You can upload, store, and even optionally share any kind of file, including music, video, photos, word processing files, spreadsheets, or ZIP files. Google gives you about one gigabyte of free storage space with each account although no single file can be bigger than 250 megabytes.
Once the file is uploaded, you can click on the file and then click SHARE to give access to others. You can also share entire folders if you wish to do so. Then again, if you prefer, you can keep the file private, not visible to anyone else.
You can upload from any computer that has an Internet connection. In the case of photographs when visiting your relative, you can use that relative's computer and Internet access to connect to Google Docs and log in with your own user name and password. You can then upload files to your own storage space. Another method is for your cousin to log in with his or her own account, upload the file, and then share that file with you. Either way, you can retrieve the file later when you return home.
Google Docs has always proven to be very safe and secure. Hacking in to your account is extremely difficult.
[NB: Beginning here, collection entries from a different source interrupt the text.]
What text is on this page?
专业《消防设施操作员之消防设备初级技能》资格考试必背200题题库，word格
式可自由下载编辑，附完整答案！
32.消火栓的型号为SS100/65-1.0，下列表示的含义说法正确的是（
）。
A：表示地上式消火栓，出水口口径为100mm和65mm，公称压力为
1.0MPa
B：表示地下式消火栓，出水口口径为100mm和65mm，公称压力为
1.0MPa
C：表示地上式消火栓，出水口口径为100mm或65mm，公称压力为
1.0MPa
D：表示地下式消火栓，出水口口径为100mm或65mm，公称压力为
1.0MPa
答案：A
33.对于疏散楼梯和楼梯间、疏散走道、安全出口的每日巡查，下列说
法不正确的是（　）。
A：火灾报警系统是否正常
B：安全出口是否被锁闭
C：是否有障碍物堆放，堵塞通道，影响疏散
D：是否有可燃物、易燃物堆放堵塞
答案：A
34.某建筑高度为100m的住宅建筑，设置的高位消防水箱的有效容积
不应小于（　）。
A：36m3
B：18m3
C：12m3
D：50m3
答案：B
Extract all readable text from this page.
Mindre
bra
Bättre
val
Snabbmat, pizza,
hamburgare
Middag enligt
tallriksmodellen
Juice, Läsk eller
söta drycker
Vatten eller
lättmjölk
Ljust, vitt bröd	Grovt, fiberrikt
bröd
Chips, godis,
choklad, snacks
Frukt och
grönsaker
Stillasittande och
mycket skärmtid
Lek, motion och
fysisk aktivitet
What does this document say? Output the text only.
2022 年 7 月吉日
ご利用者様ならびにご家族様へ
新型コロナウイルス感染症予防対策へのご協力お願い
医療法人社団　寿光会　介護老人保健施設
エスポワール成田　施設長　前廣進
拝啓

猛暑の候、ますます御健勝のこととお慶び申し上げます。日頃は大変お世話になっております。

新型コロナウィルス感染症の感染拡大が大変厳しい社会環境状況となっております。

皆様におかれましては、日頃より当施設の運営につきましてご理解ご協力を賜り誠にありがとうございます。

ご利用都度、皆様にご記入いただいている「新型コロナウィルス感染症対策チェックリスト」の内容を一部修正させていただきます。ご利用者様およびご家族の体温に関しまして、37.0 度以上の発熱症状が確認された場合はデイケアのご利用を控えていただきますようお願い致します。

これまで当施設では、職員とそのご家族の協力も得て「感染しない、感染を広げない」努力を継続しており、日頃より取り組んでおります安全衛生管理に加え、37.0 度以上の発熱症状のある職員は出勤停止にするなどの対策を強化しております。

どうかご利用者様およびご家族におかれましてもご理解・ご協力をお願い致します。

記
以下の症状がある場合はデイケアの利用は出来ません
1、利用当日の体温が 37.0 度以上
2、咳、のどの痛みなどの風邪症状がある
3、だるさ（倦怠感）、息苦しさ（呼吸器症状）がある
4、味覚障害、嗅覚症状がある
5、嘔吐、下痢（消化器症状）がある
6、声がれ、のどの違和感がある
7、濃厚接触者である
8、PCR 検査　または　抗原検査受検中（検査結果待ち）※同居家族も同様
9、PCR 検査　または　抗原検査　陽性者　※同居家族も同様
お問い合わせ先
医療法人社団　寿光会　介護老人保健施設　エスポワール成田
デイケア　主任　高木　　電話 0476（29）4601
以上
However, you should be aware that files stored on Google Docs are not encrypted, unless you encrypt them yourself first before uploading. In theory, someone could hack in. However, in practice, the odds of that happening are very slim. I feel safe storing family photographs and Aunt Tilley's pickle recipe on Google Docs, but I won't store the password to my bank account on Google Docs unless it is first encrypted before being uploaded. Luckily, several free encryption programs are available for both Windows and Macintosh.
One gigabyte of free file storage available to you all the time is not bad for a free service! If you need more than a gigabyte, I'd suggest you investigate the many other online file storage services available. Some online backup services offer two to five gigabytes of file space but typically do not offer all the other services available from Google Docs.